The risk India will suffer below-average monsoon rain for a third year, a once-in-a-century event, probably means the central bank has room for just one interest-rate cut before an extended pause.
Thirty-five of 39 economists surveyed by Bloomberg see the Reserve Bank of India lowering the repurchase rate to 6.5% from 6.75% today, one predicts no change while three forecast a reduction to 6.25%. The median estimate in a separate survey shows the benchmark will drop to 6.50% this quarter and to 6.25% in the October- December period and stay there till at least June 2017.
Two years of back-to-back drought have meant India’s reservoirs are three-quarters of the past decade’s average.
Water scarcity could hurt crops, worsen price pressures and dent growth in Asia’s third-biggest economy. RBI governor Raghuram Rajan would also be wary of the recent recovery in oil prices that could imperil inflation targets.
“It’s difficult to see a clear roadmap for further cuts beyond April, as the RBI may be concerned about uncertain monsoon rains and a rebound in oil prices,” said Gaurav Kapur, a senior economist in Mumbai at Royal Bank of Scotland Group.
“The central bank would also like to see how a reduction in small savings rates and new rules for banks to calculate their lending rates translate into better policy transmission.” Finance Minister Arun Jaitley in his February 29 budget retained a pledge to shrink the fiscal deficit to a nine-year low, soothing RBI concern that government stimulus would stoke prices. Calls for a rate cut intensified after data mid-March showed consumer-price gains in February rose 5.18%, the least in four months and much lower than the 5.52% increase economists estimated.

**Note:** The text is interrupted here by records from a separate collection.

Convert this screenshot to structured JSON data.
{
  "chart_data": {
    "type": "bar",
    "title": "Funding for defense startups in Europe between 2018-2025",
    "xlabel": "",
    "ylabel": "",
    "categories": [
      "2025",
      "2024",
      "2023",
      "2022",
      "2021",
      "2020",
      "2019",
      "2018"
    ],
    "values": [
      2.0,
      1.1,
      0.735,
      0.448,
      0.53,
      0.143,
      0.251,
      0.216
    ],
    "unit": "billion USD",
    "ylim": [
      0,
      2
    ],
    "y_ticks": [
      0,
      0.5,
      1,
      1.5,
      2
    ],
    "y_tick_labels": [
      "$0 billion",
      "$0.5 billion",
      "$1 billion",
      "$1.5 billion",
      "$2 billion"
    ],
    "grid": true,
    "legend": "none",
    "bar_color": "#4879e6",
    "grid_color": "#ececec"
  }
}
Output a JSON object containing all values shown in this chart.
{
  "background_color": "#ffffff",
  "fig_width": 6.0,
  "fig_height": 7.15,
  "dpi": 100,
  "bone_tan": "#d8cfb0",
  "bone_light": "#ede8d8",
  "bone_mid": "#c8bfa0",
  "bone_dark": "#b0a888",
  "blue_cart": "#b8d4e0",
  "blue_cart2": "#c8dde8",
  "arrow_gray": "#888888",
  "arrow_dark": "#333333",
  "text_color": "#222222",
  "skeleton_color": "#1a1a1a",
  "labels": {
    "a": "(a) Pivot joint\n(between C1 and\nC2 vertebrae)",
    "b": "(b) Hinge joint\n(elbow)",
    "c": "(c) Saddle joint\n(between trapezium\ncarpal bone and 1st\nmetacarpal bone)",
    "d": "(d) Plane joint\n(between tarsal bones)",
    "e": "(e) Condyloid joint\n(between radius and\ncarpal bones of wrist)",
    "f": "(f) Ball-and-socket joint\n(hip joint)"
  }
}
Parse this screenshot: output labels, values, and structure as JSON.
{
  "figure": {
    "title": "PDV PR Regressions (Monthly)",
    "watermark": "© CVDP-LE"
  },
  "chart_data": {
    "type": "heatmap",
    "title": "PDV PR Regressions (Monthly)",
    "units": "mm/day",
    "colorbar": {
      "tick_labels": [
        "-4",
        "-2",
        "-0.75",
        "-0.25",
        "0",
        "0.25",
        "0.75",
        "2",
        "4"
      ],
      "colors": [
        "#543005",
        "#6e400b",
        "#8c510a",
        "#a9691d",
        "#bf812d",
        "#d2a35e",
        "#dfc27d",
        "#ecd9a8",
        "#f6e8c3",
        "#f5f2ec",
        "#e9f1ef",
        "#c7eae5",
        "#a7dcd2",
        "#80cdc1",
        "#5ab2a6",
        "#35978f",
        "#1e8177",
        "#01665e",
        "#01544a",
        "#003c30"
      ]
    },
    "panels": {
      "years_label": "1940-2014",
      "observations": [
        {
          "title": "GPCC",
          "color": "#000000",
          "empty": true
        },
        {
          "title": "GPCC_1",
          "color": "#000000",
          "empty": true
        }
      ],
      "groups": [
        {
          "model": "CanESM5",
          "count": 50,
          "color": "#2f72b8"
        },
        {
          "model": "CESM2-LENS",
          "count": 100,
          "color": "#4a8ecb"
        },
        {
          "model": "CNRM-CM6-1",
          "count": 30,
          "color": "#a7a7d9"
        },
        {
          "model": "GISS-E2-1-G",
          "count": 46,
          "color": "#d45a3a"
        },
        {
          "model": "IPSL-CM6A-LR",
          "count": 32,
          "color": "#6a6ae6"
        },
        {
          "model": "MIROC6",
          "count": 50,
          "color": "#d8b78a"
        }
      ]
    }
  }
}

Jaitley on March 30 reiterated a demand for lower borrowing costs. History shows that India hasn’t had three back-to-back droughts in at least 100 years and a new rate-setting system that takes effect April 1 will ensure commercial lenders pass on the central bank’s reductions much quicker to customers, he said. The government last month also slashed interest rates on small savings, which competed with banks for deposits. The lowest rainfall since 2009 parched vast tracts of farm land, hurting rice, corn, sugar cane and oilseed crops last year. About half of India’s 1.3bn population is employed in agriculture, which accounts for roughly 18% of the nation’s $2tn gross domestic product.